Challenges of measuring savant skills
-Incredibly small sample
-Each talent is unique
-Each learning difficulty may also be unique
-Communication with savants may be difficult
-It’s hard to imagine something you can’t yourself do
Convergent thinking
-A term used to describe the ability to use accuracy, logic, and speed to develop a single well-established answer to a problem
-Will synthesise multiple points of information to derive an answer (e.g, an algorithm for calculating dates)

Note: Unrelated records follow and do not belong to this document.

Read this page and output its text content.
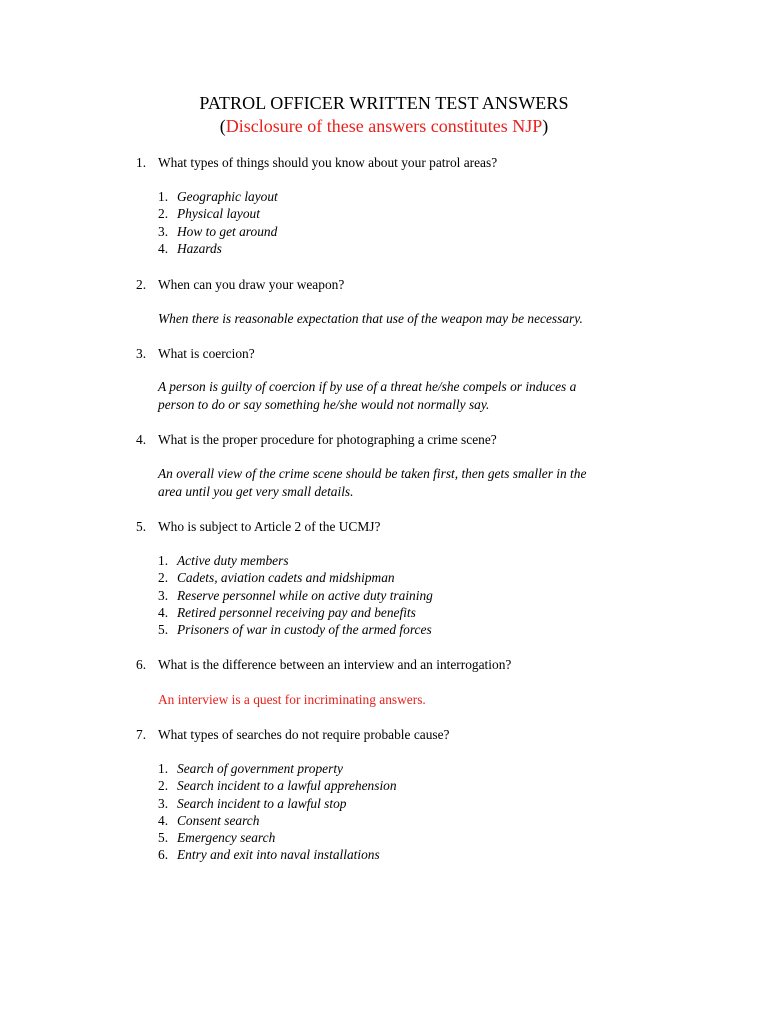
PATROL OFFICER WRITTEN TEST ANSWERS
(Disclosure of these answers constitutes NJP)
1. What types of things should you know about your patrol areas?
1. Geographic layout
2. Physical layout
3. How to get around
4. Hazards
2. When can you draw your weapon?
When there is reasonable expectation that use of the weapon may be necessary.
3. What is coercion?
A person is guilty of coercion if by use of a threat he/she compels or induces a
person to do or say something he/she would not normally say.
4. What is the proper procedure for photographing a crime scene?
An overall view of the crime scene should be taken first, then gets smaller in the
area until you get very small details.
5. Who is subject to Article 2 of the UCMJ?
1. Active duty members
2. Cadets, aviation cadets and midshipman
3. Reserve personnel while on active duty training
4. Retired personnel receiving pay and benefits
5. Prisoners of war in custody of the armed forces
6. What is the difference between an interview and an interrogation?
An interview is a quest for incriminating answers.
7. What types of searches do not require probable cause?
1. Search of government property
2. Search incident to a lawful apprehension
3. Search incident to a lawful stop
4. Consent search
5. Emergency search
6. Entry and exit into naval installations
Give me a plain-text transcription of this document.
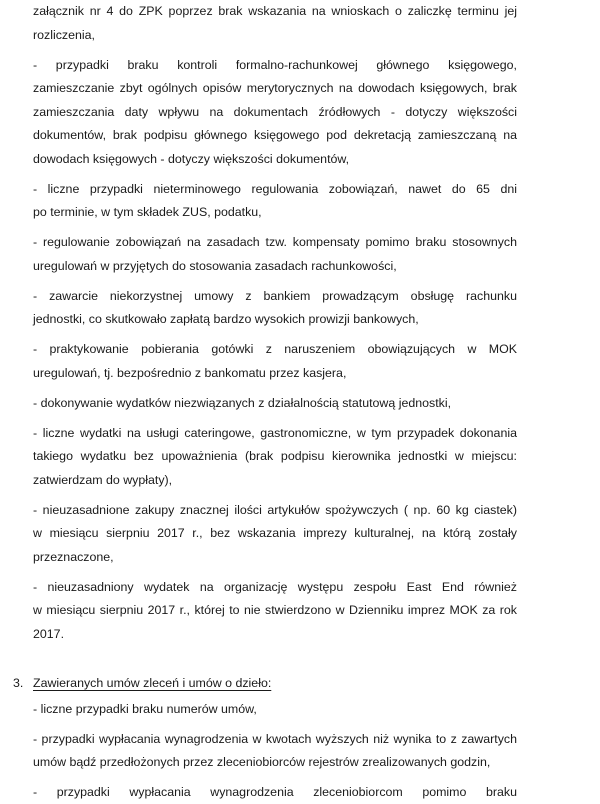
załącznik nr 4 do ZPK poprzez brak wskazania na wnioskach o zaliczkę terminu jej
rozliczenia,
- przypadki braku kontroli formalno-rachunkowej głównego księgowego,
zamieszczanie zbyt ogólnych opisów merytorycznych na dowodach księgowych, brak
zamieszczania daty wpływu na dokumentach źródłowych - dotyczy większości
dokumentów, brak podpisu głównego księgowego pod dekretacją zamieszczaną na
dowodach księgowych - dotyczy większości dokumentów,
- liczne przypadki nieterminowego regulowania zobowiązań, nawet do 65 dni
po terminie, w tym składek ZUS, podatku,
- regulowanie zobowiązań na zasadach tzw. kompensaty pomimo braku stosownych
uregulowań w przyjętych do stosowania zasadach rachunkowości,
- zawarcie niekorzystnej umowy z bankiem prowadzącym obsługę rachunku
jednostki, co skutkowało zapłatą bardzo wysokich prowizji bankowych,
- praktykowanie pobierania gotówki z naruszeniem obowiązujących w MOK
uregulowań, tj. bezpośrednio z bankomatu przez kasjera,
- dokonywanie wydatków niezwiązanych z działalnością statutową jednostki,
- liczne wydatki na usługi cateringowe, gastronomiczne, w tym przypadek dokonania
takiego wydatku bez upoważnienia (brak podpisu kierownika jednostki w miejscu:
zatwierdzam do wypłaty),
- nieuzasadnione zakupy znacznej ilości artykułów spożywczych ( np. 60 kg ciastek)
w miesiącu sierpniu 2017 r., bez wskazania imprezy kulturalnej, na którą zostały
przeznaczone,
- nieuzasadniony wydatek na organizację występu zespołu East End również
w miesiącu sierpniu 2017 r., której to nie stwierdzono w Dzienniku imprez MOK za rok
2017.
3. Zawieranych umów zleceń i umów o dzieło:
- liczne przypadki braku numerów umów,
- przypadki wypłacania wynagrodzenia w kwotach wyższych niż wynika to z zawartych
umów bądź przedłożonych przez zleceniobiorców rejestrów zrealizowanych godzin,
- przypadki wypłacania wynagrodzenia zleceniobiorcom pomimo braku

-Suited to deductive and factual endeavours
Divergent thinking
-A term used to describe the ability to generate multiple possible solutions
-Personality traits associated with divergent thinking include openness and extraversion
-Suited to creative endeavours
What does flow involve
- Focus and concentration
- A sense of ecstasy - or being outside of reality
- Greater inner clarity - knowing what needs to be done and how well we are doing
- Knowing that active is doable - that our skills are adequate to the task
- A sense of serenity - no worries about oneself, a feeling of going beyond the boundaries of the ego
- Timelessness - although focussed on the present the hours seem to pass by in minutes
- Intrinsic motivations, whatever produces flow becomes its own rewards.
How do we access flow
-People tend to enter into the flow more easily when a task has clear proximal goals and offers immediate informational feedback on one’s progress
-Flow need to be voluntary to be enjoyable
-FLow is a balance between task difficulty and level of ability. There are other states possible, such as anxiety and apathy.
Monotropism theory (Dinah Murray)
-A mind that focuses on a small number of interests tends to miss things outside it’s attentional tunnel
-Hyperfocus can make it hard to redirect attention (executive functioning) and can lead to stereotypes.